I didn't pay that much attention, but in the images I saw, the torches seemed an incidental thing. If they were waving them in people's faces, sure, fire is serious business. But if they were just walking holding them, no I don't think the law should be stretched that way. It's like if there were a law about wearing military clothes to intimidate, so anyone with a camou-colored backpack, or rangers baseball hat got charged with an extra serious crime.

It does appear that these particular defendants were not just walking holding them, but rather: "A second man has pleaded guilty for encircling counterprotesters with torches on the evening before the deadly 2017 Unite the Right rally in Charlottesville. . . . Then, Tufts alleged, the defendant allegedly swung his extinguished torch in the direction of some counterprotesters."

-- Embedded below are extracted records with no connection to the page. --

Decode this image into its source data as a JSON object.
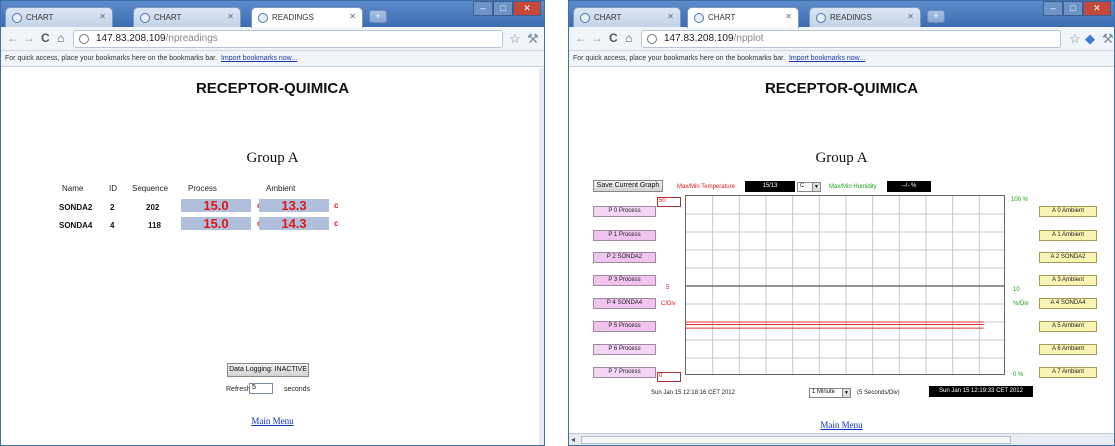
{
  "left_window": {
    "tabs": [
      {
        "label": "CHART"
      },
      {
        "label": "CHART"
      },
      {
        "label": "READINGS"
      }
    ],
    "url_host": "147.83.208.109",
    "url_path": "/npreadings",
    "bookmark_bar": {
      "text": "For quick access, place your bookmarks here on the bookmarks bar.",
      "link": "Import bookmarks now..."
    },
    "page_title": "RECEPTOR-QUIMICA",
    "group_title": "Group A",
    "table_headers": {
      "name": "Name",
      "id": "ID",
      "sequence": "Sequence",
      "process": "Process",
      "ambient": "Ambient"
    },
    "rows": [
      {
        "name": "SONDA2",
        "id": "2",
        "sequence": "202",
        "process": "15.0",
        "process_unit": "c",
        "ambient": "13.3",
        "ambient_unit": "c"
      },
      {
        "name": "SONDA4",
        "id": "4",
        "sequence": "118",
        "process": "15.0",
        "process_unit": "c",
        "ambient": "14.3",
        "ambient_unit": "c"
      }
    ],
    "data_logging_button": "Data Logging: INACTIVE",
    "refresh_label": "Refresh:",
    "refresh_value": "5",
    "refresh_unit": "seconds",
    "main_menu": "Main Menu"
  },
  "right_window": {
    "tabs": [
      {
        "label": "CHART"
      },
      {
        "label": "CHART"
      },
      {
        "label": "READINGS"
      }
    ],
    "url_host": "147.83.208.109",
    "url_path": "/npplot",
    "bookmark_bar": {
      "text": "For quick access, place your bookmarks here on the bookmarks bar.",
      "link": "Import bookmarks now..."
    },
    "page_title": "RECEPTOR-QUIMICA",
    "group_title": "Group A",
    "save_button": "Save Current Graph",
    "temp_label": "Max/Min Temperature",
    "temp_value": "15/13",
    "temp_unit": "C",
    "humidity_label": "Max/Min Humidity",
    "humidity_value": "--/- %",
    "process_buttons": [
      "P 0 Process",
      "P 1 Process",
      "P 2  SONDA2",
      "P 3 Process",
      "P 4  SONDA4",
      "P 5 Process",
      "P 6 Process",
      "P 7 Process"
    ],
    "ambient_buttons": [
      "A 0 Ambient",
      "A 1 Ambient",
      "A 2  SONDA2",
      "A 3 Ambient",
      "A 4  SONDA4",
      "A 5 Ambient",
      "A 6 Ambient",
      "A 7 Ambient"
    ],
    "left_axis": {
      "max": "50",
      "mid": "5",
      "unit": "C/Div",
      "min": "0"
    },
    "right_axis": {
      "max": "100 %",
      "mid": "10",
      "unit": "%/Div",
      "min": "0 %"
    },
    "start_time": "Sun Jan 15 12:18:16 CET 2012",
    "interval_select": "1 Minute",
    "interval_note": "(5 Seconds/Div)",
    "end_time": "Sun Jan 15 12:19:33 CET 2012",
    "main_menu": "Main Menu"
  },
  "chart_data": {
    "type": "line",
    "xlabel": "",
    "ylabel": "",
    "ylim": [
      0,
      50
    ],
    "grid": true,
    "gridlines": {
      "x_divisions": 12,
      "y_divisions": 10
    },
    "series": [
      {
        "values": [
          15,
          15,
          15,
          15,
          15,
          15,
          15,
          15,
          15,
          15,
          15,
          15,
          15,
          15,
          15,
          15
        ],
        "color": "#e03030"
      },
      {
        "values": [
          14.3,
          14.3,
          14.3,
          14.3,
          14.3,
          14.3,
          14.3,
          14.3,
          14.3,
          14.3,
          14.3,
          14.3,
          14.3,
          14.3,
          14.3,
          14.3
        ],
        "color": "#e03030"
      },
      {
        "values": [
          13.3,
          13.3,
          13.3,
          13.3,
          13.3,
          13.3,
          13.3,
          13.3,
          13.3,
          13.3,
          13.3,
          13.3,
          13.3,
          13.3,
          13.3,
          13.3
        ],
        "color": "#e03030"
      }
    ],
    "reference_line": {
      "value": 10,
      "axis": "right",
      "color": "#555555"
    }
  }
}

Whether that is sufficient for a conviction under the statute, or whether those actions should be protected speech, or whether some counterprotestors should have been charged as well are of course different questions. I am merely trying to clarify what is alleged to have happened.

If the torch was extinguished at the time he swung it, it's certainly irrelevant to a charge where an element is a burning object.

No, if the torch was extingujshed, it is irrelevant to a charge of assault with a burning object. But it is relevant to the issue of whether they acted with the intent to intimidate; if I surround you with a burning torch and make threatening statements, the fact that I immediately thereafter assaulted you - with fists, or an object -- is relevant to show that I had the intent to intimidate when I surrounded you. Note that I said only that it is relevant to show intent, not that it is **proof **of intent:

Under Virginia Rule of Evidence 2:401, "`[r]elevant evidence' means evidence having any tendency to make the existence of any fact in issue more probable or less probable than it would be without the evidence." The scope of relevant evidence in Virginia is quite broad, as "[e]very fact, however remote or insignificant, that tends to establish the probability or improbability of a fact in issue is relevant." Virginia Elec. & Power Co. v. Dungee, 258 Va. 235, 260, 520 S.E.2d 164, 179 (1999)

Commonwealth v. Proffitt, 792 SE 2d 3, 6-7 (Va Supreme Court 2016).